Red Nose welcomes the decision of the Queensland Government to commit $100,000 towards the safe sleeping program in Aboriginal and Torres Strait Islander communities given that the first Australian trial of this program was funded by Red Nose.
Six hundred Pēpi-Pods – a portable infant sleep space – will be provided to mothers aged 15-25 years in Aboriginal and Torres Strait Islander communities along with safe sleeping education. The results of the trial indicated that parents perceived the enabler as safe, convenient and portable.
“It is important that the Federal and state governments make it a priority to work with not-for-profits like Red Nose that can make improvements in the area of health, such as child mortality,” said Associate Professor Leanne Raven, Chief Executive of Red Nose.
“It is especially important given the Closing the Gap Report 2017, which indicated we are not on track to halve the gap in child mortality by 2018.”
The risk of sudden unexpected death in infancy (SUDI) is four times higher for Aboriginal and Torres Strait Islander communities compared with non-Indigenous babies.
“Red Nose has been working in this area for many years and we understand the importance of this program and we urge that all state and federal governments step up to support this.”
Red Nose is committed to helping Aboriginal and Torres Strait Islander communities, including through the Reducing the Risk of SUDI in Aboriginal Communities (RROSIAC) program, which seeks to reduce the unacceptably high risk of Aboriginal infants dying of SIDS and sleep accidents. The program has been successfully operating throughout Western Australia since 2005 and was developed with the help of Western Australian Aboriginal community members.
The Pēpi-Pod Program is made up of a portable sleeping space, which includes appropriate bedding, designed for babies up to five months, and is embedded in safe sleep education and a family commitment to spreading safe sleep messages within their own social network.

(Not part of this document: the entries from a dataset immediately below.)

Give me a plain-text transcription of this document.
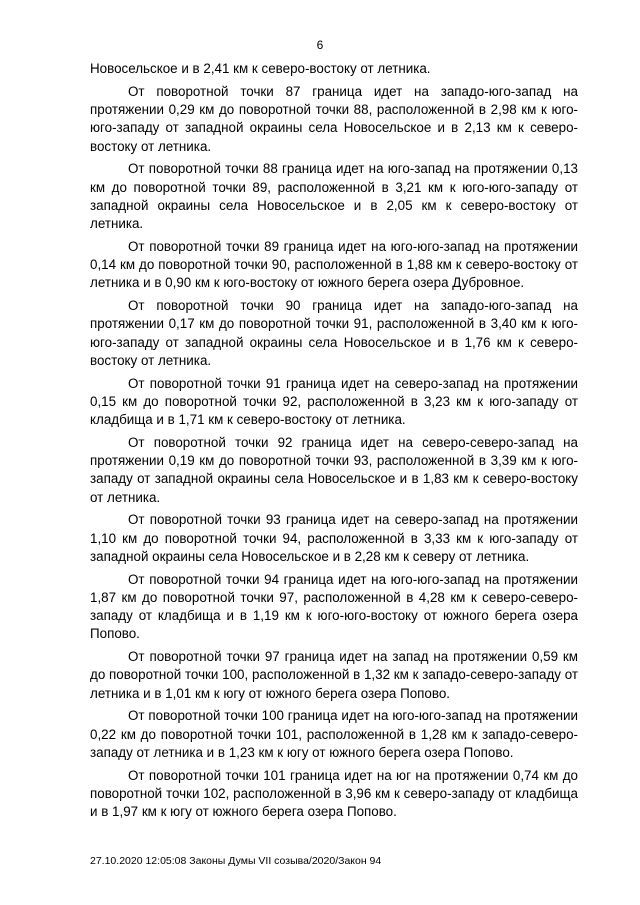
6

Новосельское и в 2,41 км к северо-востоку от летника.

От поворотной точки 87 граница идет на западо-юго-запад на протяжении 0,29 км до поворотной точки 88, расположенной в 2,98 км к юго-юго-западу от западной окраины села Новосельское и в 2,13 км к северо-востоку от летника.

От поворотной точки 88 граница идет на юго-запад на протяжении 0,13 км до поворотной точки 89, расположенной в 3,21 км к юго-юго-западу от западной окраины села Новосельское и в 2,05 км к северо-востоку от летника.

От поворотной точки 89 граница идет на юго-юго-запад на протяжении 0,14 км до поворотной точки 90, расположенной в 1,88 км к северо-востоку от летника и в 0,90 км к юго-востоку от южного берега озера Дубровное.

От поворотной точки 90 граница идет на западо-юго-запад на протяжении 0,17 км до поворотной точки 91, расположенной в 3,40 км к юго-юго-западу от западной окраины села Новосельское и в 1,76 км к северо-востоку от летника.

От поворотной точки 91 граница идет на северо-запад на протяжении 0,15 км до поворотной точки 92, расположенной в 3,23 км к юго-западу от кладбища и в 1,71 км к северо-востоку от летника.

От поворотной точки 92 граница идет на северо-северо-запад на протяжении 0,19 км до поворотной точки 93, расположенной в 3,39 км к юго-западу от западной окраины села Новосельское и в 1,83 км к северо-востоку от летника.

От поворотной точки 93 граница идет на северо-запад на протяжении 1,10 км до поворотной точки 94, расположенной в 3,33 км к юго-западу от западной окраины села Новосельское и в 2,28 км к северу от летника.

От поворотной точки 94 граница идет на юго-юго-запад на протяжении 1,87 км до поворотной точки 97, расположенной в 4,28 км к северо-северо-западу от кладбища и в 1,19 км к юго-юго-востоку от южного берега озера Попово.

От поворотной точки 97 граница идет на запад на протяжении 0,59 км до поворотной точки 100, расположенной в 1,32 км к западо-северо-западу от летника и в 1,01 км к югу от южного берега озера Попово.

От поворотной точки 100 граница идет на юго-юго-запад на протяжении 0,22 км до поворотной точки 101, расположенной в 1,28 км к западо-северо-западу от летника и в 1,23 км к югу от южного берега озера Попово.

От поворотной точки 101 граница идет на юг на протяжении 0,74 км до поворотной точки 102, расположенной в 3,96 км к северо-западу от кладбища и в 1,97 км к югу от южного берега озера Попово.

27.10.2020 12:05:08 Законы Думы VII созыва/2020/Закон 94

The trial was led by the University of the Sunshine Coast‘s Professor Jeanine Young, who is a member of Red Nose’s National Scientific Advisory Group.
Professor Young said babies thrive when they are kept close to their mothers.
“This program is all about valuing and maintaining the cultural values of keeping babies close, but also ensuring baby has a safe place to sleep, particularly when there are other risk factors present.”
“Safe sleeping advice needs to be evidence-based but also transferable in a way that is practical, acceptable and valuable for families caring for their babies.”